Powódka mieszka na 9 piętrze budynku przy ul. ul. (...) w Ł.. Dlatego nie ma możliwości obserwacji, czy i kiedy pracownicy Spółdzielni sprzątają teren wokół budynku. Z jej doświadczenia wynika, że prace porządkowe wokół budynku są wykonywane.

/zeznania B. K. k. 193v-194, 195 [znacznik czasowy 00:12:23-00:37:59]/

W dniu 15 stycznia 2016 r. w Ł. wystąpiły bardzo obfite opadu śniegu. Śnieg padał od rana; kiedy Powódka wyszła w południe na zakupy, śnieg padał bez przerwy.

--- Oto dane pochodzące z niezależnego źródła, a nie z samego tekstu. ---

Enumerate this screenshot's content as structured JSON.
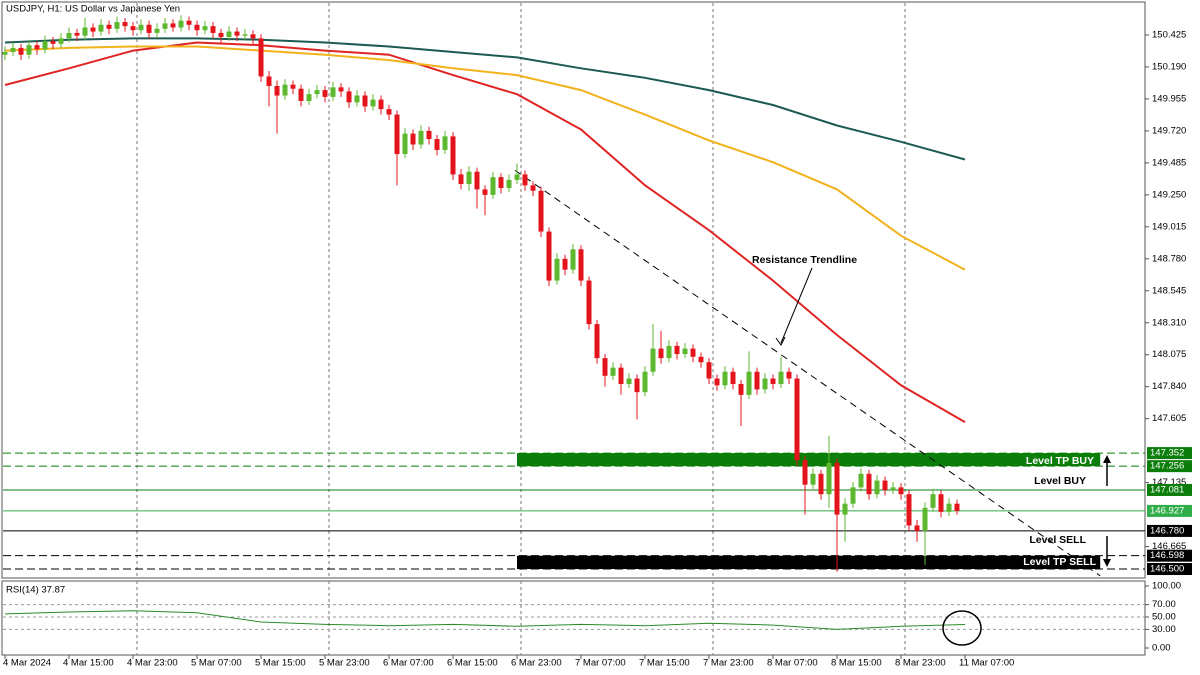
{
  "chart_data": {
    "type": "candlestick",
    "title": "USDJPY, H1:  US Dollar vs Japanese Yen",
    "up_color": "#5cb82e",
    "down_color": "#e3141c",
    "xlim": [
      -0.625,
      142.5
    ],
    "ylim": [
      146.434,
      150.682
    ],
    "xticks": [
      {
        "value": 0,
        "label": "4 Mar 2024"
      },
      {
        "value": 8,
        "label": "4 Mar 15:00"
      },
      {
        "value": 16,
        "label": "4 Mar 23:00"
      },
      {
        "value": 24,
        "label": "5 Mar 07:00"
      },
      {
        "value": 32,
        "label": "5 Mar 15:00"
      },
      {
        "value": 40,
        "label": "5 Mar 23:00"
      },
      {
        "value": 48,
        "label": "6 Mar 07:00"
      },
      {
        "value": 56,
        "label": "6 Mar 15:00"
      },
      {
        "value": 64,
        "label": "6 Mar 23:00"
      },
      {
        "value": 72,
        "label": "7 Mar 07:00"
      },
      {
        "value": 80,
        "label": "7 Mar 15:00"
      },
      {
        "value": 88,
        "label": "7 Mar 23:00"
      },
      {
        "value": 96,
        "label": "8 Mar 07:00"
      },
      {
        "value": 104,
        "label": "8 Mar 15:00"
      },
      {
        "value": 112,
        "label": "8 Mar 23:00"
      },
      {
        "value": 120,
        "label": "11 Mar 07:00"
      }
    ],
    "yticks": [
      150.425,
      {
        "value": 150.19,
        "label": "150.190"
      },
      149.955,
      {
        "value": 149.72,
        "label": "149.720"
      },
      149.485,
      {
        "value": 149.25,
        "label": "149.250"
      },
      149.015,
      {
        "value": 148.78,
        "label": "148.780"
      },
      148.545,
      {
        "value": 148.31,
        "label": "148.310"
      },
      148.075,
      {
        "value": 147.84,
        "label": "147.840"
      },
      147.605,
      147.135,
      146.665
    ],
    "candles": [
      [
        150.28,
        150.34,
        150.24,
        150.3
      ],
      [
        150.3,
        150.37,
        150.27,
        150.33
      ],
      [
        150.33,
        150.36,
        150.24,
        150.28
      ],
      [
        150.28,
        150.39,
        150.25,
        150.35
      ],
      [
        150.35,
        150.38,
        150.28,
        150.32
      ],
      [
        150.32,
        150.42,
        150.29,
        150.38
      ],
      [
        150.38,
        150.41,
        150.32,
        150.36
      ],
      [
        150.36,
        150.44,
        150.33,
        150.4
      ],
      [
        150.4,
        150.48,
        150.37,
        150.44
      ],
      [
        150.44,
        150.47,
        150.38,
        150.42
      ],
      [
        150.42,
        150.55,
        150.39,
        150.48
      ],
      [
        150.48,
        150.51,
        150.41,
        150.45
      ],
      [
        150.45,
        150.54,
        150.42,
        150.5
      ],
      [
        150.5,
        150.53,
        150.43,
        150.47
      ],
      [
        150.47,
        150.56,
        150.44,
        150.52
      ],
      [
        150.52,
        150.55,
        150.45,
        150.49
      ],
      [
        150.49,
        150.52,
        150.42,
        150.46
      ],
      [
        150.46,
        150.54,
        150.43,
        150.5
      ],
      [
        150.5,
        150.53,
        150.4,
        150.44
      ],
      [
        150.44,
        150.51,
        150.41,
        150.47
      ],
      [
        150.47,
        150.55,
        150.44,
        150.51
      ],
      [
        150.51,
        150.54,
        150.45,
        150.48
      ],
      [
        150.48,
        150.57,
        150.45,
        150.53
      ],
      [
        150.53,
        150.56,
        150.46,
        150.5
      ],
      [
        150.5,
        150.53,
        150.42,
        150.46
      ],
      [
        150.46,
        150.53,
        150.43,
        150.49
      ],
      [
        150.49,
        150.52,
        150.4,
        150.44
      ],
      [
        150.44,
        150.47,
        150.37,
        150.41
      ],
      [
        150.41,
        150.49,
        150.38,
        150.45
      ],
      [
        150.45,
        150.48,
        150.38,
        150.42
      ],
      [
        150.42,
        150.47,
        150.39,
        150.43
      ],
      [
        150.43,
        150.46,
        150.36,
        150.4
      ],
      [
        150.4,
        150.43,
        150.08,
        150.12
      ],
      [
        150.12,
        150.16,
        149.9,
        150.05
      ],
      [
        150.05,
        150.09,
        149.7,
        149.98
      ],
      [
        149.98,
        150.1,
        149.95,
        150.06
      ],
      [
        150.06,
        150.09,
        149.99,
        150.03
      ],
      [
        150.03,
        150.06,
        149.9,
        149.94
      ],
      [
        149.94,
        150.03,
        149.91,
        149.99
      ],
      [
        149.99,
        150.06,
        149.96,
        150.02
      ],
      [
        150.02,
        150.05,
        149.93,
        149.97
      ],
      [
        149.97,
        150.08,
        149.94,
        150.04
      ],
      [
        150.04,
        150.07,
        149.97,
        150.01
      ],
      [
        150.01,
        150.04,
        149.89,
        149.93
      ],
      [
        149.93,
        150.02,
        149.9,
        149.98
      ],
      [
        149.98,
        150.01,
        149.86,
        149.9
      ],
      [
        149.9,
        149.99,
        149.87,
        149.95
      ],
      [
        149.95,
        149.98,
        149.84,
        149.88
      ],
      [
        149.88,
        149.91,
        149.8,
        149.84
      ],
      [
        149.84,
        149.87,
        149.32,
        149.55
      ],
      [
        149.55,
        149.74,
        149.52,
        149.7
      ],
      [
        149.7,
        149.73,
        149.58,
        149.62
      ],
      [
        149.62,
        149.76,
        149.59,
        149.72
      ],
      [
        149.72,
        149.75,
        149.62,
        149.66
      ],
      [
        149.66,
        149.69,
        149.54,
        149.58
      ],
      [
        149.58,
        149.72,
        149.55,
        149.68
      ],
      [
        149.68,
        149.71,
        149.36,
        149.4
      ],
      [
        149.4,
        149.44,
        149.29,
        149.33
      ],
      [
        149.33,
        149.46,
        149.28,
        149.42
      ],
      [
        149.42,
        149.45,
        149.15,
        149.29
      ],
      [
        149.29,
        149.32,
        149.1,
        149.25
      ],
      [
        149.25,
        149.42,
        149.22,
        149.38
      ],
      [
        149.38,
        149.41,
        149.26,
        149.3
      ],
      [
        149.3,
        149.4,
        149.27,
        149.36
      ],
      [
        149.36,
        149.48,
        149.33,
        149.4
      ],
      [
        149.4,
        149.43,
        149.28,
        149.32
      ],
      [
        149.32,
        149.35,
        149.24,
        149.28
      ],
      [
        149.28,
        149.31,
        148.94,
        148.98
      ],
      [
        148.98,
        149.01,
        148.58,
        148.62
      ],
      [
        148.62,
        148.82,
        148.59,
        148.78
      ],
      [
        148.78,
        148.81,
        148.66,
        148.7
      ],
      [
        148.7,
        148.89,
        148.67,
        148.85
      ],
      [
        148.85,
        148.88,
        148.58,
        148.62
      ],
      [
        148.62,
        148.65,
        148.26,
        148.3
      ],
      [
        148.3,
        148.33,
        148.01,
        148.05
      ],
      [
        148.05,
        148.08,
        147.84,
        147.92
      ],
      [
        147.92,
        148.02,
        147.89,
        147.98
      ],
      [
        147.98,
        148.01,
        147.78,
        147.86
      ],
      [
        147.86,
        147.94,
        147.83,
        147.9
      ],
      [
        147.9,
        147.93,
        147.6,
        147.8
      ],
      [
        147.8,
        147.99,
        147.77,
        147.95
      ],
      [
        147.95,
        148.3,
        147.92,
        148.12
      ],
      [
        148.12,
        148.25,
        148.01,
        148.05
      ],
      [
        148.05,
        148.18,
        148.02,
        148.14
      ],
      [
        148.14,
        148.17,
        148.04,
        148.08
      ],
      [
        148.08,
        148.16,
        148.05,
        148.12
      ],
      [
        148.12,
        148.15,
        148.02,
        148.06
      ],
      [
        148.06,
        148.09,
        147.98,
        148.02
      ],
      [
        148.02,
        148.05,
        147.86,
        147.9
      ],
      [
        147.9,
        147.93,
        147.81,
        147.85
      ],
      [
        147.85,
        147.99,
        147.82,
        147.95
      ],
      [
        147.95,
        147.98,
        147.82,
        147.86
      ],
      [
        147.86,
        147.89,
        147.55,
        147.78
      ],
      [
        147.78,
        148.1,
        147.75,
        147.95
      ],
      [
        147.95,
        147.98,
        147.78,
        147.82
      ],
      [
        147.82,
        147.94,
        147.79,
        147.9
      ],
      [
        147.9,
        147.93,
        147.82,
        147.86
      ],
      [
        147.86,
        148.06,
        147.83,
        147.95
      ],
      [
        147.95,
        147.98,
        147.86,
        147.9
      ],
      [
        147.9,
        147.93,
        147.26,
        147.3
      ],
      [
        147.3,
        147.33,
        146.9,
        147.12
      ],
      [
        147.12,
        147.24,
        147.09,
        147.2
      ],
      [
        147.2,
        147.23,
        147.01,
        147.05
      ],
      [
        147.05,
        147.48,
        146.95,
        147.28
      ],
      [
        147.28,
        147.31,
        146.48,
        146.9
      ],
      [
        146.9,
        147.02,
        146.7,
        146.98
      ],
      [
        146.98,
        147.14,
        146.95,
        147.1
      ],
      [
        147.1,
        147.24,
        147.07,
        147.2
      ],
      [
        147.2,
        147.23,
        147.01,
        147.05
      ],
      [
        147.05,
        147.19,
        147.02,
        147.15
      ],
      [
        147.15,
        147.18,
        147.04,
        147.08
      ],
      [
        147.08,
        147.14,
        147.05,
        147.1
      ],
      [
        147.1,
        147.13,
        147.01,
        147.05
      ],
      [
        147.05,
        147.08,
        146.78,
        146.82
      ],
      [
        146.82,
        146.86,
        146.7,
        146.78
      ],
      [
        146.78,
        146.99,
        146.53,
        146.95
      ],
      [
        146.95,
        147.09,
        146.92,
        147.05
      ],
      [
        147.05,
        147.08,
        146.88,
        146.92
      ],
      [
        146.92,
        147.02,
        146.89,
        146.98
      ],
      [
        146.98,
        147.01,
        146.9,
        146.927
      ]
    ],
    "ma_x": [
      0,
      8,
      16,
      24,
      32,
      40,
      48,
      56,
      64,
      72,
      80,
      88,
      96,
      104,
      112,
      120
    ],
    "series": [
      {
        "color": "#e02424",
        "values": [
          150.057,
          150.18,
          150.31,
          150.37,
          150.35,
          150.31,
          150.28,
          150.13,
          149.99,
          149.73,
          149.32,
          148.99,
          148.62,
          148.22,
          147.85,
          147.58
        ]
      },
      {
        "color": "#f2b21c",
        "values": [
          150.31,
          150.33,
          150.34,
          150.34,
          150.31,
          150.28,
          150.24,
          150.18,
          150.13,
          150.02,
          149.84,
          149.65,
          149.49,
          149.29,
          148.95,
          148.7
        ]
      },
      {
        "color": "#1c5a52",
        "values": [
          150.37,
          150.39,
          150.4,
          150.4,
          150.39,
          150.37,
          150.34,
          150.3,
          150.26,
          150.18,
          150.11,
          150.02,
          149.91,
          149.76,
          149.64,
          149.51
        ]
      }
    ],
    "levels": [
      {
        "value": 147.352,
        "label": "147.352",
        "color": "#0a7d0a",
        "dash": true
      },
      {
        "value": 147.256,
        "label": "147.256",
        "color": "#0a7d0a",
        "dash": true
      },
      {
        "value": 147.081,
        "label": "147.081",
        "color": "#0a7d0a",
        "dash": false
      },
      {
        "value": 146.927,
        "label": "146.927",
        "color": "#2fae4a",
        "dash": false
      },
      {
        "value": 146.78,
        "label": "146.780",
        "color": "#000000",
        "dash": false
      },
      {
        "value": 146.598,
        "label": "146.598",
        "color": "#000000",
        "dash": true
      },
      {
        "value": 146.5,
        "label": "146.500",
        "color": "#000000",
        "dash": true
      }
    ],
    "zones": [
      {
        "x": [
          64,
          136.9
        ],
        "y": [
          147.256,
          147.352
        ],
        "color": "#0a7d0a"
      },
      {
        "x": [
          64,
          136.9
        ],
        "y": [
          146.5,
          146.598
        ],
        "color": "#000000"
      }
    ],
    "trendline": {
      "x": [
        63.75,
        136.9
      ],
      "y": [
        149.43,
        146.45
      ]
    },
    "annotations": [
      "Resistance Trendline",
      "Level TP BUY",
      "Level BUY",
      "Level SELL",
      "Level TP SELL"
    ],
    "rsi": {
      "title": "RSI(14) 37.87",
      "color": "#2a8a2a",
      "ylim": [
        -11.29,
        108.06
      ],
      "yticks": [
        {
          "value": 100,
          "label": "100.00"
        },
        {
          "value": 70,
          "label": "70.00"
        },
        {
          "value": 50,
          "label": "50.00"
        },
        {
          "value": 30,
          "label": "30.00"
        },
        {
          "value": 0,
          "label": "0.00"
        }
      ],
      "values": [
        55,
        58,
        60,
        57,
        42,
        38,
        36,
        38,
        35,
        38,
        36,
        40,
        37,
        30,
        35,
        37.87
      ]
    }
  }
}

Obfite opady śniegu spowodowały utrudnienia różnego rodzaju. W szpitalu, do którego zgłosiła się Powódka, nie było prądu, dlatego została przyjęta z opóźnieniem, około godz. 17:00. Ze względu na trudne warunki atmosferyczne, wielu poszkodowanych zgłaszało się do szpitala z podejrzeniem złamań na skutek upadków.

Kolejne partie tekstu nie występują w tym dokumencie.